The programmability of CBDCs opens another can of worms. The government could restrict purchases of certain goods or limit the amount one can buy, directly intervening in personal choices and freedom. For instance, limiting alcohol purchases or prohibiting them for individuals with certain offenses could be easily implemented through CBDCs.
Furthermore, CBDCs could fundamentally disrupt the financial markets by reducing credit availability, disintermediating banks and, crucially, challenging the rise of cryptocurrencies. The adoption of CBDCs could undermine the very foundation and future of a decentralized financial system, which cryptocurrencies strive to establish.
Case in point, the central storage of financial information with CBDCs is a significant risk. In case of a breach, unlike a breach at a private financial institution that affects a limited number of people, a breach in a CBDC system could potentially expose the financial data of an entire nation.
Turning now to the BIS report, it serves as a stark reminder of the complexities and potential pitfalls in the rocky journey toward CBDCs. It candidly admits that central banks are currently ill-equipped to manage the risks associated with CBDCs. This lack of preparedness is not a minor hiccup. It's a glaring deficiency that could significantly delay the rollout of CBDCs.
The report continues to say that central banks lack the internal capabilities and skills necessary to effectively implement and manage CBDCs, especially concerning the adoption of complex technologies like distributed ledger technology. This technology, while being the backbone of cryptocurrencies, presents a whole new world of challenges for traditional banking institutions.
The BIS report also urges central banks to view CBDCs not merely as a technological advancement but as a fundamental shift in their operational model. This recognition is significant as, by forcing the recognition of CBDCs as fundamentally different, it is requiring the acknowledgement that new infrastructure and tools are required to implement them safely … which was not universally understood previously.
The report even suggests that central banks should continuously assess and manage the risks associated with CBDCs, given their varying nature across different countries and over time.
The need for robust business continuity plans is another crucial aspect highlighted in the report. This requirement isn't just about ensuring operational efficiency. It's about safeguarding the financial system against potential disruptions that could lock citizens out of their own money — a scenario that's antithetical to the freedom and autonomy cryptocurrencies offer, not to mention the freedom that most developed Western countries say they intend to uphold.
What's more, the BIS Chief Augustin Carstens has underscored the importance of nations collaborating to establish a set of consistent rules for CBDCs, emphasizing not just technological advancements but the need for a sophisticated legal framework. This perspective further complicates the CBDC landscape, as we already are aware how long and complicated the path to common-sense regulation can be. And it is too easy for regulation on a centralized digital asset such as a CBDCs to cross a line that flies in the face of the trustless nature of crypto as well.

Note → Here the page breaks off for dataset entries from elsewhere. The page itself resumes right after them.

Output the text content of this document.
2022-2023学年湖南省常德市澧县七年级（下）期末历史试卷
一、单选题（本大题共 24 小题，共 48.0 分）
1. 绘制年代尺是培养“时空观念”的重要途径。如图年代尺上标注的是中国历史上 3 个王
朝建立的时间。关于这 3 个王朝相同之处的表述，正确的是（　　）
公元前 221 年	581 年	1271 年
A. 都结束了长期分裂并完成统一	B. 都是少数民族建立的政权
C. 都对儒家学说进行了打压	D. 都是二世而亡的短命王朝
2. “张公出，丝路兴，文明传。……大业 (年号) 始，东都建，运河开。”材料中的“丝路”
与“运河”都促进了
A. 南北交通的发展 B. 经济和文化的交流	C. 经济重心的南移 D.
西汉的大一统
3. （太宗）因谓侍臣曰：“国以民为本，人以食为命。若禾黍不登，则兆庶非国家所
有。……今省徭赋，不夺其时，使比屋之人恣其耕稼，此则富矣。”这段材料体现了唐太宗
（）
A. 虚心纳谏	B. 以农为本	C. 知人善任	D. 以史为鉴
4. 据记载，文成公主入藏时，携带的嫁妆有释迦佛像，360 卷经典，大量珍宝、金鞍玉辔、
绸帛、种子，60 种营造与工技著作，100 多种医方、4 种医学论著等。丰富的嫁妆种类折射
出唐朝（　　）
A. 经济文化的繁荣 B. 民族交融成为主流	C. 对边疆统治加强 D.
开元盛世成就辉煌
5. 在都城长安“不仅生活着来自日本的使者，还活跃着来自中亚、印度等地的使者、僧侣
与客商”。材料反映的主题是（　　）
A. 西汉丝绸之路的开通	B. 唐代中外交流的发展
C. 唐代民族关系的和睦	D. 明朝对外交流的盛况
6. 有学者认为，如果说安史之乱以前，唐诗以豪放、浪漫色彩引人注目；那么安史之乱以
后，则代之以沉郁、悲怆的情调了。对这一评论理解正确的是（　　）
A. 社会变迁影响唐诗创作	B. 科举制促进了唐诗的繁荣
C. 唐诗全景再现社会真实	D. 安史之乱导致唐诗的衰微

So, while the eventual arrival of CBDCs seems inevitable, the BIS report is a testament to the numerous hurdles that lie ahead.
For crypto enthusiasts, this is an opportunity. It's a chance to relentlessly advocate for the advantages of cryptocurrencies — their decentralized nature, the autonomy they offer users and the security of blockchain technology.
As central banks struggle to come to grips with the challenges of implementing CBDCs, the crypto community can continue to innovate, grow and perhaps even turn the tide in favor of a more decentralized financial future.